Trump Said He'll Take Dirt On 2020 Candidates From Foreign Spies, But Is That Legal?

by Lani Seelinger
Mark Wilson/Getty Images News/Getty Images

President Donald Trump shocked observers on Wednesday when he told ABC's George Stephanopoulos that he would listen to information on a campaign opponent that was offered by a foreign government without calling the FBI. This, of course, was surprising because all of the investigations that came out of his campaign doing exactly that when a Russian government-connected lawyer offered information on Hillary Clinton during the 2016 campaign. Still, though, no one from the Trump campaign has actually been convicted of a crime for that action — so is taking foreign campaign information a crime, even?

According to FBI director Christopher Wray, a foreign offer of campaign research is at least "something that the FBI would want to know about," as he said during testimony before Congress, per The New York Times. Wray referred to offers of information from a foreign government as that government potentially "influencing or interfering with our election." In his special counsel report, then, Robert Mueller backed up previous conclusions that Russia did interfere in the 2016 presidential election to get Trump elected, saying that it happened "in sweeping and systematic fashion."
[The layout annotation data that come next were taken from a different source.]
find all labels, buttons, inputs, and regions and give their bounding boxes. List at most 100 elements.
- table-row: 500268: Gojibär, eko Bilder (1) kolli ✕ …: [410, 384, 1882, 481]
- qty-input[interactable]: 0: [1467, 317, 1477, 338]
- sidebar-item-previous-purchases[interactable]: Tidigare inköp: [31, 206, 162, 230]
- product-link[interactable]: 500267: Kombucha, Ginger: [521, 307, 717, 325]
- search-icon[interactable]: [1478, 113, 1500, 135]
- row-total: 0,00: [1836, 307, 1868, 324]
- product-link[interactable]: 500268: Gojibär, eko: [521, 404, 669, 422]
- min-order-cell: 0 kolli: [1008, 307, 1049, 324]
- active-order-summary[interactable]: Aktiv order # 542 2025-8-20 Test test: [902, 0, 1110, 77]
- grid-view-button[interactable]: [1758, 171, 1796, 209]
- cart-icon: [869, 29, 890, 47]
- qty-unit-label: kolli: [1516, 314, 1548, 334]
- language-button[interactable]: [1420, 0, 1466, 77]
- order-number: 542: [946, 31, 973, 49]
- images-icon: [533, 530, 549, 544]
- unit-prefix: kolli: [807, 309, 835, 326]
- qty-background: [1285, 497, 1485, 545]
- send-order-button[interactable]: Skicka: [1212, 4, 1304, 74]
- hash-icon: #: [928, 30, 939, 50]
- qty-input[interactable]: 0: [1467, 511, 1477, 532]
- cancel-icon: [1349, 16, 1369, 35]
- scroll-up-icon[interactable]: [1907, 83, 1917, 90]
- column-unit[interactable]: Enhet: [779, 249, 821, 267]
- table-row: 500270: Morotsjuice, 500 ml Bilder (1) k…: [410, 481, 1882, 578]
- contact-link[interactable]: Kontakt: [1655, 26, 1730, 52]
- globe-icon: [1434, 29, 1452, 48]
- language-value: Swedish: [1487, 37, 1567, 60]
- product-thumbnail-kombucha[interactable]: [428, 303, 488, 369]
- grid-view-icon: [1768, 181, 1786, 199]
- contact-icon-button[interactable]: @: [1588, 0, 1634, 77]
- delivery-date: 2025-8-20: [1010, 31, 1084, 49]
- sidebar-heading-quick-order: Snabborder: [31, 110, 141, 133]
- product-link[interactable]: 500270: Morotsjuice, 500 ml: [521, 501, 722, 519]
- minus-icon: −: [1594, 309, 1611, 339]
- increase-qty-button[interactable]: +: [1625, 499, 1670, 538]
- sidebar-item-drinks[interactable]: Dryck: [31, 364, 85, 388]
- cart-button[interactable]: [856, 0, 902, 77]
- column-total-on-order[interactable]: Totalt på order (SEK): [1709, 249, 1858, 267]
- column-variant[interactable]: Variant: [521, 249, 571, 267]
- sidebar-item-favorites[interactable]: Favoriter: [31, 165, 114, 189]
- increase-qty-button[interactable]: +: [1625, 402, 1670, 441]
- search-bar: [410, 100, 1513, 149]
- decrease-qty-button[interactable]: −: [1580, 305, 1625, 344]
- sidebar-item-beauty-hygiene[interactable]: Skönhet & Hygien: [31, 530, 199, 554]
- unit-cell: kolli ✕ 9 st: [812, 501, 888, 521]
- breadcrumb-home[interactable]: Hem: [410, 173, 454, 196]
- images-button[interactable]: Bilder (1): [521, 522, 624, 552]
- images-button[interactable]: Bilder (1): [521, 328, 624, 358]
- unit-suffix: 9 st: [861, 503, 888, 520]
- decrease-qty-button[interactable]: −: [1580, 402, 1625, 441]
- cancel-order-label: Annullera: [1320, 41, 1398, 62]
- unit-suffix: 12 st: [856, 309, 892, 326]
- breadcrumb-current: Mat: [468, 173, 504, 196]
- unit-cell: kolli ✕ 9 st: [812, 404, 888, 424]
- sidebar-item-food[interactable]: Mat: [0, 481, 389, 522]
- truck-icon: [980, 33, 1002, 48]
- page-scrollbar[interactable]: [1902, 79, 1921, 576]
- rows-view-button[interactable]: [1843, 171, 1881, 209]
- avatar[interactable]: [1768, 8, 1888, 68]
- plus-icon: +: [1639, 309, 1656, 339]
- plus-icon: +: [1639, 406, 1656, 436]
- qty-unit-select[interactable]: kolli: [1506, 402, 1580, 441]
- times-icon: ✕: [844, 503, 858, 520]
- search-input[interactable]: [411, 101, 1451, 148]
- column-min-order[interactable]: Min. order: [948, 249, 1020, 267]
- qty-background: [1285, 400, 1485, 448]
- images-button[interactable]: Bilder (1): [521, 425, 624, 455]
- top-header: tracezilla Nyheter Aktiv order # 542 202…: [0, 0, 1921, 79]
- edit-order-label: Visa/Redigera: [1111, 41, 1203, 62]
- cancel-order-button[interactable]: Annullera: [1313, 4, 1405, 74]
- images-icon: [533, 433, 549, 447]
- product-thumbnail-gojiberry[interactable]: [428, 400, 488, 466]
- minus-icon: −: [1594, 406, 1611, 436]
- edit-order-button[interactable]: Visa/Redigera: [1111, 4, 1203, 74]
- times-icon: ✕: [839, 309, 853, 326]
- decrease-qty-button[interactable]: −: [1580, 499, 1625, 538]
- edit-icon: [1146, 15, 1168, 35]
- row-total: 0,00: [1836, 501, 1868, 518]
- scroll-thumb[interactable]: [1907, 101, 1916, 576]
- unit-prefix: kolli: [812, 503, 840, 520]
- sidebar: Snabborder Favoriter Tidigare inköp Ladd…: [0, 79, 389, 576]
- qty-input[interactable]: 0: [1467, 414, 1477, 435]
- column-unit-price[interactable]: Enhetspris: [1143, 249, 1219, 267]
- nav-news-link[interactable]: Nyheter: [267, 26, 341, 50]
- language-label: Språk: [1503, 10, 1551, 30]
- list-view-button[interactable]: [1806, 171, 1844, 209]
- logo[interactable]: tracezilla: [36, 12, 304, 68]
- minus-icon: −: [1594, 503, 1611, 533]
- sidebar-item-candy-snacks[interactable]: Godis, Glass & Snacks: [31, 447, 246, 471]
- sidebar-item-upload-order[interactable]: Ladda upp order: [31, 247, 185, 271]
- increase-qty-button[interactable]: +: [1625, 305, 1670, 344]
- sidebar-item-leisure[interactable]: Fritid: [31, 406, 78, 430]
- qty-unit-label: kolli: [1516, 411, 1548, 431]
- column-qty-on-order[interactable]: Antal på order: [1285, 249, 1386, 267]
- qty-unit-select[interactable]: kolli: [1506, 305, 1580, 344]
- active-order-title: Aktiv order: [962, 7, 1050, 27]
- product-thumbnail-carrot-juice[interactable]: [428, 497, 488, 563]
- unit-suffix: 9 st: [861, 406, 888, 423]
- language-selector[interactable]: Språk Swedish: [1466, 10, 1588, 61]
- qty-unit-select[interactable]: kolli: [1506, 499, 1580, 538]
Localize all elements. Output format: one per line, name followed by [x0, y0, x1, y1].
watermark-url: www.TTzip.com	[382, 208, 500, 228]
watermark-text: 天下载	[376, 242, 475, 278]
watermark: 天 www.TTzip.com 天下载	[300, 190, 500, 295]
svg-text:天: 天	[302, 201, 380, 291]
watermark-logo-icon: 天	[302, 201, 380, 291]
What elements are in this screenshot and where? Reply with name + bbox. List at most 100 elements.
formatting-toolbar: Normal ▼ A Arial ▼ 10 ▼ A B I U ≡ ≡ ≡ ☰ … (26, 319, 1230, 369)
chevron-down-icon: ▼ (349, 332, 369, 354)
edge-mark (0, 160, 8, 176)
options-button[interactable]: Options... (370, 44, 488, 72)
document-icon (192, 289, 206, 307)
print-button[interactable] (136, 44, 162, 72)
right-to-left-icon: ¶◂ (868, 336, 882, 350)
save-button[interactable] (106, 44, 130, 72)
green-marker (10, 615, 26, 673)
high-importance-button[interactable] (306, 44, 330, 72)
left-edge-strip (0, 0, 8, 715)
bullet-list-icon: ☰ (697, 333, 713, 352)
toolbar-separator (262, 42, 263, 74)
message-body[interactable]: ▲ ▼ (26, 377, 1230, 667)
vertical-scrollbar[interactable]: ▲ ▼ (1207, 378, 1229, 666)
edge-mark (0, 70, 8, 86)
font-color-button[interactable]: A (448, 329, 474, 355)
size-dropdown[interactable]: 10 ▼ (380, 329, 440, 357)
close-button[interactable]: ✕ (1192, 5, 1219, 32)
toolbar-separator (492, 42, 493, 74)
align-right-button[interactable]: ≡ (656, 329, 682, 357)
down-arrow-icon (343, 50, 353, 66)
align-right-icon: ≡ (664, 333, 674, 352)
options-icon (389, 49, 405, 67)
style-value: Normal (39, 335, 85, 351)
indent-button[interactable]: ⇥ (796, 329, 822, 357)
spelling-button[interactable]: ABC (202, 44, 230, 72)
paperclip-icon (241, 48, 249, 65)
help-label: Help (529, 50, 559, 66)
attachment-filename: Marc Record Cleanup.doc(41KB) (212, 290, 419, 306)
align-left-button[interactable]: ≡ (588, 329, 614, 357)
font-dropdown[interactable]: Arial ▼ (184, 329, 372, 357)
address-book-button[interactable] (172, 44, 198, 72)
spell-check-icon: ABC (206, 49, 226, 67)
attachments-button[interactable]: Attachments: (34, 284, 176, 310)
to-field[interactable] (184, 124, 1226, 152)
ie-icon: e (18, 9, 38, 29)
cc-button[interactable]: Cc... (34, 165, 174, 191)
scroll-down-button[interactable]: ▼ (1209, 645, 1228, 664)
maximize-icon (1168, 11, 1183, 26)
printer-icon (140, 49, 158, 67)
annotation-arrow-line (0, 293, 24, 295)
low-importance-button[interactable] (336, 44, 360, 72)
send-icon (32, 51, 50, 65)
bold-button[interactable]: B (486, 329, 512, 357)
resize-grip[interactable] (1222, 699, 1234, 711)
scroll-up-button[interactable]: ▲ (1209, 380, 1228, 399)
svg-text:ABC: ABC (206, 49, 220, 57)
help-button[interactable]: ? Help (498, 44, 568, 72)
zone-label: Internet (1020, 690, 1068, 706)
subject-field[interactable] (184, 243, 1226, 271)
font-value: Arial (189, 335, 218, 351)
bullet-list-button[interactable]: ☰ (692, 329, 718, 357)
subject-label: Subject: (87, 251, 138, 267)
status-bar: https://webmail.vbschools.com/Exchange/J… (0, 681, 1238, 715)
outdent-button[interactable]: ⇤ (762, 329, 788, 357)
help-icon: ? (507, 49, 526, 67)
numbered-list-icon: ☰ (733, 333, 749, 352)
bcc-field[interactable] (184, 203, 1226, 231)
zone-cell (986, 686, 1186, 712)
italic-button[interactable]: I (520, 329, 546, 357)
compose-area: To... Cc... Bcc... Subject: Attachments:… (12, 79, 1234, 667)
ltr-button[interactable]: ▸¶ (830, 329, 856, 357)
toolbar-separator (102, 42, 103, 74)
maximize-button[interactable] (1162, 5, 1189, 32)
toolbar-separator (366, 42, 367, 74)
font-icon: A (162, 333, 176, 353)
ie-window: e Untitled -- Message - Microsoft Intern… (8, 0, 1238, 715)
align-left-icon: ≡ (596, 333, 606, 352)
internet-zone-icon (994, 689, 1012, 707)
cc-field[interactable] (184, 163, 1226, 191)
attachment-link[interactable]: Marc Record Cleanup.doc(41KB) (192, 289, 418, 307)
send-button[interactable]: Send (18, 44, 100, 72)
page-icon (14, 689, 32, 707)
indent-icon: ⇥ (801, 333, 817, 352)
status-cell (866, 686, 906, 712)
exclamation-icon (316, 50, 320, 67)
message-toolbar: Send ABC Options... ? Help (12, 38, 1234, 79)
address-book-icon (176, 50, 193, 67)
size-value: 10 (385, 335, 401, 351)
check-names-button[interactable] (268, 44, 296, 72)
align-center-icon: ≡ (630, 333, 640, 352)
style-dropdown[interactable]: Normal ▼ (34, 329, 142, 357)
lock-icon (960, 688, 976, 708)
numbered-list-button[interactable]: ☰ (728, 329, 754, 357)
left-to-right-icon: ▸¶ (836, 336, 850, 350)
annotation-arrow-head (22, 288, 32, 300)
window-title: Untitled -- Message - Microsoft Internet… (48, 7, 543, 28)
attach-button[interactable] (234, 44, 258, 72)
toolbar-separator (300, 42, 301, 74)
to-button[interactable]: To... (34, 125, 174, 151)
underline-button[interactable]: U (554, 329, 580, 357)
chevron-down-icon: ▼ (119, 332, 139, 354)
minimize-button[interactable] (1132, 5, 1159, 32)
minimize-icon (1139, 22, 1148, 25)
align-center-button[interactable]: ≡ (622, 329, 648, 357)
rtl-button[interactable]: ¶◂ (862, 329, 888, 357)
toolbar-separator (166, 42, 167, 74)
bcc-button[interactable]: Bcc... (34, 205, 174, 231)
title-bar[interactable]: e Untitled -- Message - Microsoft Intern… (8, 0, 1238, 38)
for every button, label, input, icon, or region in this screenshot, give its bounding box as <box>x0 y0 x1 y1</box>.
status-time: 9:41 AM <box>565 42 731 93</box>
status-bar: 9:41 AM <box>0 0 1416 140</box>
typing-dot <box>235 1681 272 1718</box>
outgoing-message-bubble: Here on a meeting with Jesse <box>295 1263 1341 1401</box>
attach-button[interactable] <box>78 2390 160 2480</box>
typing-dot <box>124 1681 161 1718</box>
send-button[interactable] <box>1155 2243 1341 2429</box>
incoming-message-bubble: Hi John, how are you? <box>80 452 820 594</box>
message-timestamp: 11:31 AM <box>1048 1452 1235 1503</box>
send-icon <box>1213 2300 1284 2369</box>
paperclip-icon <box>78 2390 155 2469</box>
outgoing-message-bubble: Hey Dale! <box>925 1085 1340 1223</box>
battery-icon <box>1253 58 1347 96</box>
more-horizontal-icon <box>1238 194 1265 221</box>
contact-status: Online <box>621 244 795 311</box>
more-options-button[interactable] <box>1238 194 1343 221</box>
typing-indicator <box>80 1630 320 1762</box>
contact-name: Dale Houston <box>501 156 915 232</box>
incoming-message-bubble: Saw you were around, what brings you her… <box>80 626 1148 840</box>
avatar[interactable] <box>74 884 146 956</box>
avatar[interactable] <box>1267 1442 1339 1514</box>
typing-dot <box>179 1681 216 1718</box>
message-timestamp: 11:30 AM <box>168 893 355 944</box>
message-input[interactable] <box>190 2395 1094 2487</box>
Importantly, however, Mueller's team did not indict anyone from Trump's campaign for accepting the offer of foreign campaign information, according to The Washington Post — but the question of its legality is still a murky one.

It's certainly illegal to accept foreign campaign contributions, according to Federal Election Commission (FEC) regulations. The FEC defines a contribution as "a gift, subscription, loan, advance or deposit of money or anything of value given to influence a federal election." The question, therefore, is whether information is "anything of value."

Opposition research, which, as The New York Times explained, is a normal part of any political campaign, is certainly an important piece of any candidate's arsenal, and it could carry "value" in that it can require many hours of work in order to find anything useful.

University of Louisville Political Science department chair Jasmine Farrier, PhD, tells Bustle there's an additional reason why an offer of information from a foreign government is, as she says, "unlikely to be 'free' of cost."

"The person, government, or agency providing the information will inevitably want something in return — possibly swaying overt or covert future public policy decisions in the U.S.," Farrier says. "Also, the campaign information may be used to sway voters, and, possibly, turn the tide of a close election."

But The Washington Post explained, Mueller might not have been certain that the courts would find that freely offered foreign opposition research actually fell into the territory of "anything of value given to influence a federal election."

Democrats in Congress have repeatedly moved to more explicitly define foreign election interference as a crime, as Mother Jones wrote, but Republicans — with Senate Majority Leader Mitch McConnell at the helm — have pointedly refused to bring any of the proposed legislation up for a vote. For now, then, the FEC regulations stand alone in preventing campaigns from accepting campaign contributions of "value" from foreign nationals or governments — but as the Trump case illustrates, it is difficult to prosecute instances of this as actual crimes.

Trump, for his part, doesn't seem to see anything wrong with accepting offers of foreign information. In fact his interview with Stephanopoulos seemed to indicate that he would do it in 2020, if the opportunity arose.